En tus sueños. En tu cama. En tu descanso. En tu día después. En tu día antes.
Para ti es la noche. Para mí es el insomnio.
Eres una escultura viva
cincelada con la sal del mar.
Cuerpo de olas.
Espuma de vida.
Velero soy de pronto naufragio.
Lo sé. No hay otra.
Entre redes sociales llenas de odio
asoma la mirada dulce de un poema.
Una brisa de oxígeno.
Una pausa de caramelo.
Una intención.
Y tú lo lees.
Me basta.
Esa historia de amor que se escribe ahora con viajes en metro, vacío de ti. Esa que nunca llega a sonar como las canciones traidoras que sí te asaltan en medio del paseo.
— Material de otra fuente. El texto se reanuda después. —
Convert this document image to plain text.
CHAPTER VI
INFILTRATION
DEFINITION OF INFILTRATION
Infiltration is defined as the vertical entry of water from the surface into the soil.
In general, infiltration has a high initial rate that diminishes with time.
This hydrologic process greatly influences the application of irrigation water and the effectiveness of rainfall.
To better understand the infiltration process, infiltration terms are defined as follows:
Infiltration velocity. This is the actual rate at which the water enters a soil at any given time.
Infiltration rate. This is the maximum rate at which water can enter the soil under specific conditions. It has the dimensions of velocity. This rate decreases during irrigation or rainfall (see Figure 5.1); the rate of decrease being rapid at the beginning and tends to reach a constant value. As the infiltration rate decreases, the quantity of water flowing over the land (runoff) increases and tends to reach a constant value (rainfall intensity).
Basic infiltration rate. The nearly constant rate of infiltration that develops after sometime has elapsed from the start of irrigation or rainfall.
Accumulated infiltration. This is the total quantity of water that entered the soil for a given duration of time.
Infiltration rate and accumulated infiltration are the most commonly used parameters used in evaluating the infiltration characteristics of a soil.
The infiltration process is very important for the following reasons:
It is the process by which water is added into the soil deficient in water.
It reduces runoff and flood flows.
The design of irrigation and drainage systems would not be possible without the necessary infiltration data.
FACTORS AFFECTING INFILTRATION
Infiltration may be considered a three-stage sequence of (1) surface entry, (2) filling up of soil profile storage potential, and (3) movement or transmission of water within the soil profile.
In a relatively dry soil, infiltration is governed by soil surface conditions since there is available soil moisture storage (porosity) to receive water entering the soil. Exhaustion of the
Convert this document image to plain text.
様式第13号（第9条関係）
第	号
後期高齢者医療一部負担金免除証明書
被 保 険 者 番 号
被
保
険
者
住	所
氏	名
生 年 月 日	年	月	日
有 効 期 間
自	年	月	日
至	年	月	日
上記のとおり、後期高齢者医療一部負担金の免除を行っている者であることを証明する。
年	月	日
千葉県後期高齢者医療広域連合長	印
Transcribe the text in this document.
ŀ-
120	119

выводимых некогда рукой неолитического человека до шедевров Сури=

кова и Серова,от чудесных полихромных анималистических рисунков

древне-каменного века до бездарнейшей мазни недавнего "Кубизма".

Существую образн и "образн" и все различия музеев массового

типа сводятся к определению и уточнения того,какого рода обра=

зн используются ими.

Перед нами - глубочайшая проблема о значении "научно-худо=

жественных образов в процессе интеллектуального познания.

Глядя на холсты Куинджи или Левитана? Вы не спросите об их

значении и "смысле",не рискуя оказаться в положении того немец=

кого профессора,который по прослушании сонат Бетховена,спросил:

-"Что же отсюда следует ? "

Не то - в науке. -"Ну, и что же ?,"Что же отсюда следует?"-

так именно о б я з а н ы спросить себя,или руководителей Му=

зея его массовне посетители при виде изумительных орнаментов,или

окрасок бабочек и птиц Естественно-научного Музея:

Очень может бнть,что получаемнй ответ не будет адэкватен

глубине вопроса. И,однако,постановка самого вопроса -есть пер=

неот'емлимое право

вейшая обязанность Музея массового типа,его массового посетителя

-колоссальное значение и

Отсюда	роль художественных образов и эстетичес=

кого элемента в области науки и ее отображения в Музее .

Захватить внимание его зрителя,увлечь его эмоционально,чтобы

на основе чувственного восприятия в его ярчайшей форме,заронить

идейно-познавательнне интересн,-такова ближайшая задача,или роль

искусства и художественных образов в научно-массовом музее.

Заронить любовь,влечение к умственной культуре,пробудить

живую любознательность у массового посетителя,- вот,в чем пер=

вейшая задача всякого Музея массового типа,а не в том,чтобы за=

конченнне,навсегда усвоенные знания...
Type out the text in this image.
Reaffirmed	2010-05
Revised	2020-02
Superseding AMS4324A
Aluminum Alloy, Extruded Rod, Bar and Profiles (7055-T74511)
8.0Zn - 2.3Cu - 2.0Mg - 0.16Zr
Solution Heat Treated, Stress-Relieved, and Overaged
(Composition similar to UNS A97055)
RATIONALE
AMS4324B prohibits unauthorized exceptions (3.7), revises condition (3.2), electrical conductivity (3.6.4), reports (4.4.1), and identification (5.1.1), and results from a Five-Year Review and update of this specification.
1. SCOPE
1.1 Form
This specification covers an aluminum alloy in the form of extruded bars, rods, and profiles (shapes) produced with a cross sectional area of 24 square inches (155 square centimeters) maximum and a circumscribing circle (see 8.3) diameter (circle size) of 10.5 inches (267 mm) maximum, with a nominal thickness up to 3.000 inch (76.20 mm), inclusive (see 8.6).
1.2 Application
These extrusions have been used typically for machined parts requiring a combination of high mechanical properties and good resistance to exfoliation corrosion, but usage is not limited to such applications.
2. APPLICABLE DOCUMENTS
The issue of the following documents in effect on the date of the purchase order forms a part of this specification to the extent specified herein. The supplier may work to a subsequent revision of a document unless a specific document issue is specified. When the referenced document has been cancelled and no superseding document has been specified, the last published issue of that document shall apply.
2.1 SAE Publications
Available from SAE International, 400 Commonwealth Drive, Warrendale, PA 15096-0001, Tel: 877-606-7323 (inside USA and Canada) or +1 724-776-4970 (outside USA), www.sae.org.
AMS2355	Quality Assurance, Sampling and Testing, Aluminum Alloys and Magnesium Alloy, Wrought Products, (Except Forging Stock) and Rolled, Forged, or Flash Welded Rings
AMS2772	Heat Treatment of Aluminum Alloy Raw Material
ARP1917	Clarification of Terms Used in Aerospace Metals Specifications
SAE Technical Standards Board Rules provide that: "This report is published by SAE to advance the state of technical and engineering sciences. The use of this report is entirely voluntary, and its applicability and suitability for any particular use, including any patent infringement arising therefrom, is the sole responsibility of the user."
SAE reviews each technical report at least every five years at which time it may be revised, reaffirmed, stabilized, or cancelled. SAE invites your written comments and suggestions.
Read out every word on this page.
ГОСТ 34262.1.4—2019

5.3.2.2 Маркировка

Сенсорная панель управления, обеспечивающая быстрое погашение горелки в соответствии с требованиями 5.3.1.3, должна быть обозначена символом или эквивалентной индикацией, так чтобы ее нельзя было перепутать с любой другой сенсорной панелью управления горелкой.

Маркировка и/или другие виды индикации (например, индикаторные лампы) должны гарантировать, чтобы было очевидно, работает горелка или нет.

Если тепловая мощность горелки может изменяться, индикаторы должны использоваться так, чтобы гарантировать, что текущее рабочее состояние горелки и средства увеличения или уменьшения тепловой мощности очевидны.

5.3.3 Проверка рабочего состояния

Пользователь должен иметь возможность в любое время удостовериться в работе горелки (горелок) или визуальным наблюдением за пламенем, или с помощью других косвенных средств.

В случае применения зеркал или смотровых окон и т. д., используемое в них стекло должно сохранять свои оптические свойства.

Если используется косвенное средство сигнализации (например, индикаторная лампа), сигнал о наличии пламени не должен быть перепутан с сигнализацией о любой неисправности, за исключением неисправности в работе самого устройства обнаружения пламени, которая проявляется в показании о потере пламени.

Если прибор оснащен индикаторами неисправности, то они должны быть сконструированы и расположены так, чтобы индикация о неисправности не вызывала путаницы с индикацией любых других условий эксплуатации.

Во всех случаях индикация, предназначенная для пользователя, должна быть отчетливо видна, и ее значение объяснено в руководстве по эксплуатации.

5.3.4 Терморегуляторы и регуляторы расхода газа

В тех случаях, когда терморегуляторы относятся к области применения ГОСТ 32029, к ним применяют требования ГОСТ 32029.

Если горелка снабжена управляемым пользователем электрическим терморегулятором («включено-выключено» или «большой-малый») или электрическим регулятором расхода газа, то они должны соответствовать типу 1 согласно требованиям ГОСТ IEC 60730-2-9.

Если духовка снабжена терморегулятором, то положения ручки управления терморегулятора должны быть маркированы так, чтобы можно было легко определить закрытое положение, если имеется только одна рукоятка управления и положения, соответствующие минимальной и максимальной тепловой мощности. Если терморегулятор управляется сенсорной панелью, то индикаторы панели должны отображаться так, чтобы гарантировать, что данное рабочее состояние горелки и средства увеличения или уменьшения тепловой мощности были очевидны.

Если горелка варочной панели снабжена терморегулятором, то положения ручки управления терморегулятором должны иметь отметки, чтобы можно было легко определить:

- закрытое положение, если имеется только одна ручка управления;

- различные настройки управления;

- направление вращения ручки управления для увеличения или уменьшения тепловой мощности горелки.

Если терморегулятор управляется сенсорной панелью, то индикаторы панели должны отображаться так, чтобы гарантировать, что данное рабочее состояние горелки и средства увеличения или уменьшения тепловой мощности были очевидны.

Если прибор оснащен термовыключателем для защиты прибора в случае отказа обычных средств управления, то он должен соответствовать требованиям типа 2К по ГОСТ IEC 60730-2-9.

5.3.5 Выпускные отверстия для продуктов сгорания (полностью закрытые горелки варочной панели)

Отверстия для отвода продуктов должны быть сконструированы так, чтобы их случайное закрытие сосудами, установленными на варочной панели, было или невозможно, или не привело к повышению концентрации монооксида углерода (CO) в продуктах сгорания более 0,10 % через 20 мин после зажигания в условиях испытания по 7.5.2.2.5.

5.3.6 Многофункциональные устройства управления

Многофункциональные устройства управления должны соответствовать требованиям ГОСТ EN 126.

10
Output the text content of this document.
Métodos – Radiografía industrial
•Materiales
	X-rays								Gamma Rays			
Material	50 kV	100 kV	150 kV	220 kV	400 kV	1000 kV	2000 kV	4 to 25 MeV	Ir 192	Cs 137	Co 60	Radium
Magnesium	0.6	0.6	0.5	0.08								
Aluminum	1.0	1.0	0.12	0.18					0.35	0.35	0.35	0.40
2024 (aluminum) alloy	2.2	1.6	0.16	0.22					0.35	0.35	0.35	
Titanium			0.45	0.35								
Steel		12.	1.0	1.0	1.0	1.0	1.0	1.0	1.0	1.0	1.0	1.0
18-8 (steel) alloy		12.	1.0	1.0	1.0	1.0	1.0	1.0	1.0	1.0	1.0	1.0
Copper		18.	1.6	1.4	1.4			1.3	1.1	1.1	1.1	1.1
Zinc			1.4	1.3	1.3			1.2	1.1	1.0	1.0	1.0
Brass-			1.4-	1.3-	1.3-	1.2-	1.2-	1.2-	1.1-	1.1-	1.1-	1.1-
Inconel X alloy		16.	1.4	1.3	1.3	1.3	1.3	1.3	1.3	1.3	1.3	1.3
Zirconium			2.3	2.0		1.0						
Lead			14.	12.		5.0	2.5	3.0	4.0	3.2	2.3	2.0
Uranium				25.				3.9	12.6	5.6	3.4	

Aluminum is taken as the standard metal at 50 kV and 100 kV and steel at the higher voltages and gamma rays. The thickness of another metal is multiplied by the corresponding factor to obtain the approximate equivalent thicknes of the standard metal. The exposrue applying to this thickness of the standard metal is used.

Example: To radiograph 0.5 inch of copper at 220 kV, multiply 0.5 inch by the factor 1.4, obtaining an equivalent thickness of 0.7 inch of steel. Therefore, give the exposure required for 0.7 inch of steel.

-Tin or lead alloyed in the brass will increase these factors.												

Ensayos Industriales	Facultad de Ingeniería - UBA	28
Esa que son sonrisas en miradas bajo mascarillas de lamento de por qué no lo hice antes. Esa que es siempre sobre la cama dormida y nunca llega al sofá de la tarde. Esa que nunca guardó tu teléfono. Esa que tuviste a un poema por lograr y se quedó en proclama. Esa que de tan impaciente se imposibilita. Esa en paréntesis sin visos de cerrarse nunca un sábado. Esa con espacios eternos de noticias que la desfasan. Cada día que pasa nos aleja de tocarnos, siquiera conocernos, siquiera ser.